The preparation for the first of three Tests against New Zealand was a half-baked one for Bangladesh as rain allowed just 12 overs of play on the second day of the two-day practice match against a New Zealand XI at the Bert Sutcliffe Oval in Christchurch yesterday.
It was arguably one of the chilliest days in New Zealand, with rain making life more unbearable yesterday. The Bangladesh squad will travel today to Hamilton, which is expected to be even chillier, for the first of the three-match series starting from February 28 at Seddon Park.
Talking about half-baked preparations, the Bangladesh batsmen did manage to spend some time out in the middle on Saturday's first day, with most batsmen utilising the opportunity to adapt to conditions following their dismal performance in the ODI series.
But the bowlers did not get that opportunity on the second day as rain washed out the entire day after the Tigers bowlers just 12 overs against New Zealand XI.
Mustafizur Rahman and Ebadot Hossain did pick up a wicket each but they could not bowl nearly enough to be prepared for the grind of a five-day match and were deprived of the vital match practice desperately needed for a relatively inexperienced bowling line-up.
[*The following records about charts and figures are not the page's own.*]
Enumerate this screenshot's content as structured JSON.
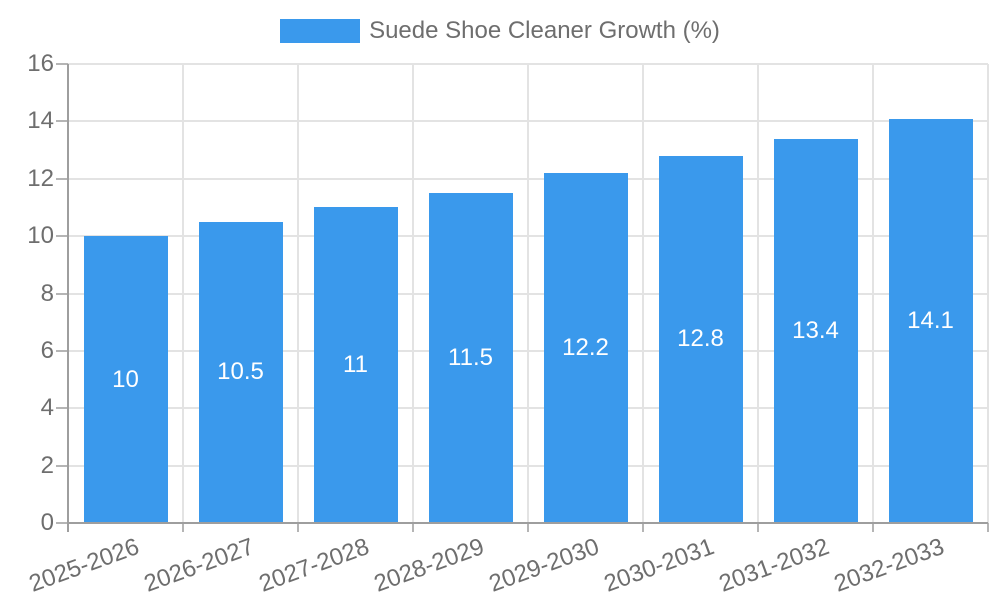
{
  "chart_data": {
    "type": "bar",
    "title": "Suede Shoe Cleaner Growth (%)",
    "legend_label": "Suede Shoe Cleaner Growth (%)",
    "legend_position": "top-center",
    "categories": [
      "2025-2026",
      "2026-2027",
      "2027-2028",
      "2028-2029",
      "2029-2030",
      "2030-2031",
      "2031-2032",
      "2032-2033"
    ],
    "series": [
      {
        "name": "Suede Shoe Cleaner Growth (%)",
        "values": [
          10,
          10.5,
          11,
          11.5,
          12.2,
          12.8,
          13.4,
          14.1
        ]
      }
    ],
    "bar_labels": [
      "10",
      "10.5",
      "11",
      "11.5",
      "12.2",
      "12.8",
      "13.4",
      "14.1"
    ],
    "xlabel": "",
    "ylabel": "",
    "ylim": [
      0,
      16
    ],
    "yticks": [
      0,
      2,
      4,
      6,
      8,
      10,
      12,
      14,
      16
    ],
    "ytick_labels": [
      "0",
      "2",
      "4",
      "6",
      "8",
      "10",
      "12",
      "14",
      "16"
    ],
    "grid": true,
    "colors": {
      "bar": "#3A99EC",
      "grid": "#e3e3e3",
      "axis": "#9e9e9e",
      "tick": "#b5b5b5",
      "text": "#6e6e6e",
      "bar_label": "#ffffff",
      "background": "#ffffff"
    }
  }
}
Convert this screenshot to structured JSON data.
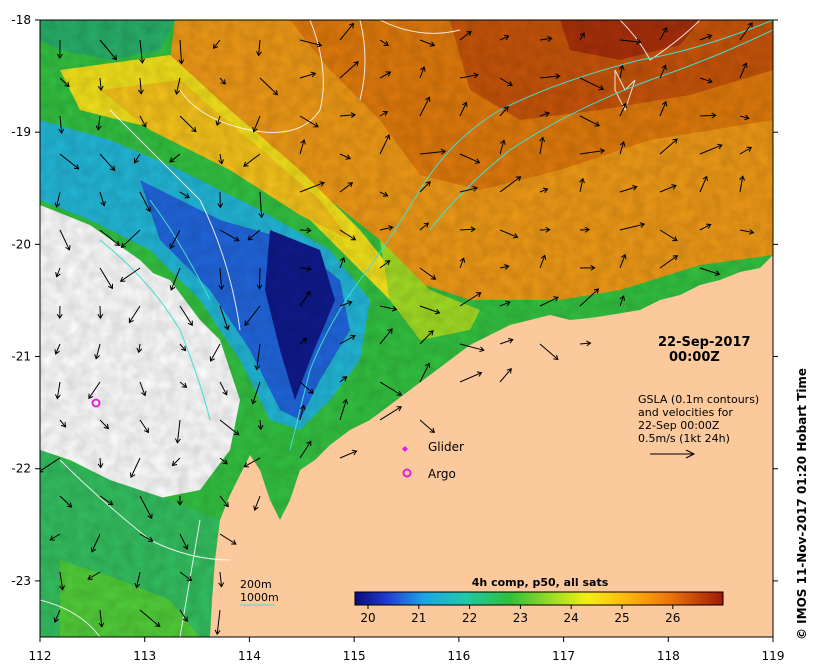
{
  "map": {
    "date_label": "22-Sep-2017",
    "time_label": "00:00Z",
    "gsla_lines": [
      "GSLA (0.1m contours)",
      "and velocities for",
      "22-Sep 00:00Z",
      "0.5m/s (1kt 24h)"
    ],
    "credit": "© IMOS 11-Nov-2017 01:20 Hobart Time",
    "x_ticks": [
      "112",
      "113",
      "114",
      "115",
      "116",
      "117",
      "118",
      "119"
    ],
    "y_ticks": [
      "-18",
      "-19",
      "-20",
      "-21",
      "-22",
      "-23"
    ],
    "legend": {
      "glider": "Glider",
      "argo": "Argo"
    },
    "isobaths": {
      "a": "200m",
      "b": "1000m"
    },
    "colorbar": {
      "title": "4h comp, p50, all sats",
      "ticks": [
        "20",
        "21",
        "22",
        "23",
        "24",
        "25",
        "26"
      ]
    },
    "colors": {
      "land": "#fbc99b",
      "marker": "#e020e0",
      "isobath": "#40e0d0"
    }
  }
}
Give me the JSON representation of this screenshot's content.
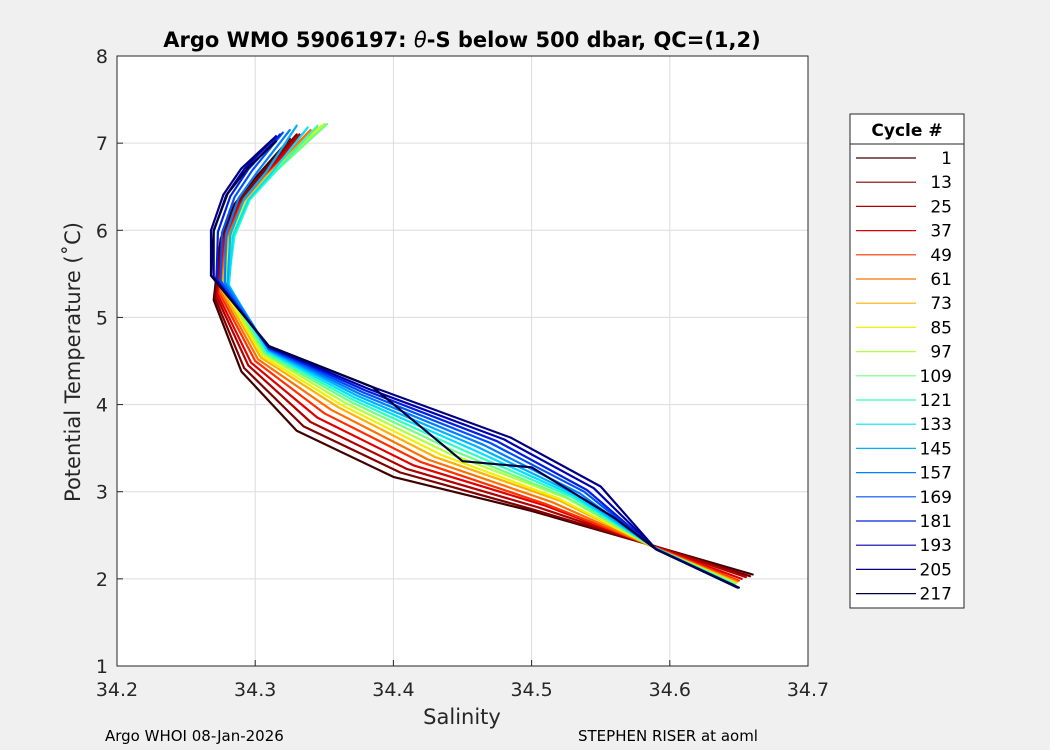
{
  "chart_data": {
    "type": "line",
    "title_prefix": "Argo WMO 5906197: ",
    "title_theta": "θ",
    "title_suffix": "-S below 500 dbar,  QC=(1,2)",
    "xlabel": "Salinity",
    "ylabel": "Potential Temperature (˚C)",
    "xlim": [
      34.2,
      34.7
    ],
    "ylim": [
      1,
      8
    ],
    "xticks": [
      "34.2",
      "34.3",
      "34.4",
      "34.5",
      "34.6",
      "34.7"
    ],
    "yticks": [
      "1",
      "2",
      "3",
      "4",
      "5",
      "6",
      "7",
      "8"
    ],
    "grid": true,
    "legend": {
      "title": "Cycle #",
      "placement": "right-outside",
      "entries": [
        "1",
        "13",
        "25",
        "37",
        "49",
        "61",
        "73",
        "85",
        "97",
        "109",
        "121",
        "133",
        "145",
        "157",
        "169",
        "181",
        "193",
        "205",
        "217"
      ],
      "colors": [
        "#400000",
        "#800000",
        "#b00000",
        "#e00000",
        "#ff3000",
        "#ff7000",
        "#ffb000",
        "#f0f000",
        "#b0ff40",
        "#70ff80",
        "#30ffc0",
        "#00e0ff",
        "#00b0ff",
        "#0080ff",
        "#0050ff",
        "#0020e0",
        "#0000b0",
        "#000080",
        "#000040"
      ]
    },
    "series": [
      {
        "name": "1",
        "x": [
          34.66,
          34.59,
          34.5,
          34.4,
          34.33,
          34.29,
          34.27,
          34.275,
          34.285,
          34.3,
          34.325
        ],
        "y": [
          2.05,
          2.37,
          2.78,
          3.17,
          3.7,
          4.38,
          5.2,
          5.9,
          6.3,
          6.6,
          7.05
        ]
      },
      {
        "name": "13",
        "x": [
          34.658,
          34.59,
          34.5,
          34.405,
          34.335,
          34.292,
          34.271,
          34.276,
          34.287,
          34.302,
          34.33
        ],
        "y": [
          2.03,
          2.37,
          2.8,
          3.22,
          3.75,
          4.42,
          5.22,
          5.9,
          6.3,
          6.6,
          7.1
        ]
      },
      {
        "name": "25",
        "x": [
          34.655,
          34.59,
          34.505,
          34.41,
          34.34,
          34.295,
          34.272,
          34.277,
          34.288,
          34.304,
          34.332
        ],
        "y": [
          2.02,
          2.37,
          2.82,
          3.26,
          3.8,
          4.45,
          5.24,
          5.9,
          6.3,
          6.6,
          7.1
        ]
      },
      {
        "name": "37",
        "x": [
          34.652,
          34.59,
          34.51,
          34.415,
          34.345,
          34.297,
          34.273,
          34.278,
          34.289,
          34.305,
          34.335
        ],
        "y": [
          2.0,
          2.36,
          2.84,
          3.3,
          3.85,
          4.48,
          5.26,
          5.9,
          6.3,
          6.6,
          7.12
        ]
      },
      {
        "name": "49",
        "x": [
          34.65,
          34.59,
          34.51,
          34.42,
          34.35,
          34.3,
          34.274,
          34.279,
          34.29,
          34.306,
          34.34
        ],
        "y": [
          1.98,
          2.36,
          2.86,
          3.34,
          3.9,
          4.5,
          5.28,
          5.9,
          6.3,
          6.6,
          7.15
        ]
      },
      {
        "name": "61",
        "x": [
          34.649,
          34.59,
          34.515,
          34.425,
          34.355,
          34.302,
          34.275,
          34.28,
          34.291,
          34.307,
          34.34
        ],
        "y": [
          1.97,
          2.35,
          2.88,
          3.37,
          3.94,
          4.52,
          5.3,
          5.91,
          6.3,
          6.6,
          7.15
        ]
      },
      {
        "name": "73",
        "x": [
          34.648,
          34.59,
          34.52,
          34.43,
          34.36,
          34.304,
          34.276,
          34.281,
          34.292,
          34.308,
          34.345
        ],
        "y": [
          1.96,
          2.35,
          2.9,
          3.4,
          3.97,
          4.54,
          5.32,
          5.91,
          6.31,
          6.62,
          7.18
        ]
      },
      {
        "name": "85",
        "x": [
          34.648,
          34.59,
          34.52,
          34.435,
          34.362,
          34.305,
          34.277,
          34.282,
          34.293,
          34.31,
          34.348
        ],
        "y": [
          1.95,
          2.35,
          2.92,
          3.42,
          4.0,
          4.56,
          5.33,
          5.92,
          6.32,
          6.63,
          7.2
        ]
      },
      {
        "name": "97",
        "x": [
          34.647,
          34.59,
          34.525,
          34.44,
          34.365,
          34.306,
          34.278,
          34.283,
          34.294,
          34.312,
          34.35
        ],
        "y": [
          1.95,
          2.35,
          2.93,
          3.44,
          4.02,
          4.58,
          5.34,
          5.92,
          6.33,
          6.64,
          7.22
        ]
      },
      {
        "name": "109",
        "x": [
          34.647,
          34.59,
          34.525,
          34.445,
          34.368,
          34.307,
          34.279,
          34.284,
          34.295,
          34.313,
          34.352
        ],
        "y": [
          1.94,
          2.35,
          2.94,
          3.46,
          4.04,
          4.59,
          5.35,
          5.93,
          6.34,
          6.65,
          7.22
        ]
      },
      {
        "name": "121",
        "x": [
          34.646,
          34.59,
          34.528,
          34.45,
          34.37,
          34.308,
          34.28,
          34.285,
          34.296,
          34.314,
          34.345
        ],
        "y": [
          1.94,
          2.35,
          2.95,
          3.48,
          4.06,
          4.6,
          5.36,
          5.93,
          6.35,
          6.66,
          7.2
        ]
      },
      {
        "name": "133",
        "x": [
          34.646,
          34.59,
          34.53,
          34.455,
          34.372,
          34.309,
          34.281,
          34.284,
          34.295,
          34.312,
          34.338
        ],
        "y": [
          1.93,
          2.35,
          2.96,
          3.5,
          4.08,
          4.61,
          5.37,
          5.94,
          6.35,
          6.66,
          7.18
        ]
      },
      {
        "name": "145",
        "x": [
          34.646,
          34.59,
          34.532,
          34.46,
          34.374,
          34.31,
          34.28,
          34.282,
          34.292,
          34.308,
          34.33
        ],
        "y": [
          1.93,
          2.35,
          2.97,
          3.52,
          4.1,
          4.62,
          5.38,
          5.95,
          6.36,
          6.67,
          7.2
        ]
      },
      {
        "name": "157",
        "x": [
          34.647,
          34.59,
          34.535,
          34.465,
          34.376,
          34.31,
          34.278,
          34.279,
          34.288,
          34.302,
          34.325
        ],
        "y": [
          1.92,
          2.34,
          2.98,
          3.54,
          4.12,
          4.63,
          5.4,
          5.96,
          6.37,
          6.68,
          7.15
        ]
      },
      {
        "name": "169",
        "x": [
          34.647,
          34.59,
          34.538,
          34.47,
          34.378,
          34.31,
          34.275,
          34.276,
          34.285,
          34.298,
          34.32
        ],
        "y": [
          1.92,
          2.34,
          3.0,
          3.56,
          4.14,
          4.64,
          5.42,
          5.97,
          6.38,
          6.69,
          7.12
        ]
      },
      {
        "name": "181",
        "x": [
          34.648,
          34.59,
          34.54,
          34.475,
          34.38,
          34.31,
          34.272,
          34.273,
          34.282,
          34.295,
          34.318
        ],
        "y": [
          1.91,
          2.34,
          3.02,
          3.58,
          4.16,
          4.65,
          5.44,
          5.98,
          6.39,
          6.7,
          7.1
        ]
      },
      {
        "name": "193",
        "x": [
          34.648,
          34.59,
          34.545,
          34.48,
          34.382,
          34.31,
          34.27,
          34.27,
          34.279,
          34.292,
          34.315
        ],
        "y": [
          1.91,
          2.34,
          3.04,
          3.6,
          4.18,
          4.66,
          5.46,
          5.99,
          6.4,
          6.7,
          7.08
        ]
      },
      {
        "name": "205",
        "x": [
          34.649,
          34.59,
          34.55,
          34.485,
          34.385,
          34.31,
          34.268,
          34.268,
          34.277,
          34.29,
          34.313
        ],
        "y": [
          1.9,
          2.34,
          3.06,
          3.62,
          4.2,
          4.67,
          5.48,
          6.0,
          6.41,
          6.71,
          7.05
        ]
      },
      {
        "name": "217",
        "x": [
          34.65,
          34.59,
          34.56,
          34.5,
          34.45,
          34.385,
          34.31,
          34.268,
          34.27,
          34.28,
          34.295,
          34.315
        ],
        "y": [
          1.9,
          2.34,
          2.7,
          3.28,
          3.35,
          4.2,
          4.67,
          5.48,
          6.0,
          6.42,
          6.72,
          7.02
        ]
      }
    ]
  },
  "footer": {
    "left": "Argo WHOI 08-Jan-2026",
    "right": "STEPHEN RISER at aoml"
  }
}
When it comes to experience, Mustafizur -- who has played just 12 Tests so far, is actually the most experienced pacer in the squad. Abu Jayed has played three, Khaled Ahmed just one while Ebadot is still waiting for his Test debut.
It will be important for the young Bangladeshi seamers to utilise the seam-friendly New Zealand conditions and, more importantly, they will have to lead the Tigers' charge in order to pick 20 Kiwi wickets if the visitors want to win a Test.
According to Bangladesh bowling coach Courtney Walsh, it will be important that the young seamers remain consistent while at the same time showing controlled aggression.
“It's a very inexperienced attack so there have been discussions among ourselves, [on] what we've learnt and how things are progressing. But to me, it's all about consistency and getting the ball in the right areas. We have been trying to work on that aspect in practice so far and it's coming on well. The one disappointment was that we didn't get a chance to see how they bowl in the second spell, to see how they adjust in such situations.
“We had enough practice but even then we would want to see them in the matches. The boys are very keen and I think they know the conditions, which might not help spin and it's the seamers who will have to put their hands up. So it's a chance for one or two of these young bowlers to try to establish themselves and try to do well for Bangladesh,” Walsh told reporters yesterday.
There was talk about the strong wind gusts in Hamilton and Wellington, which may cause some problems for the seamers, but according to one of the all-time great fast bowlers there was no point looking for excuses and that it is up to the bowlers to try to adjust to the situation.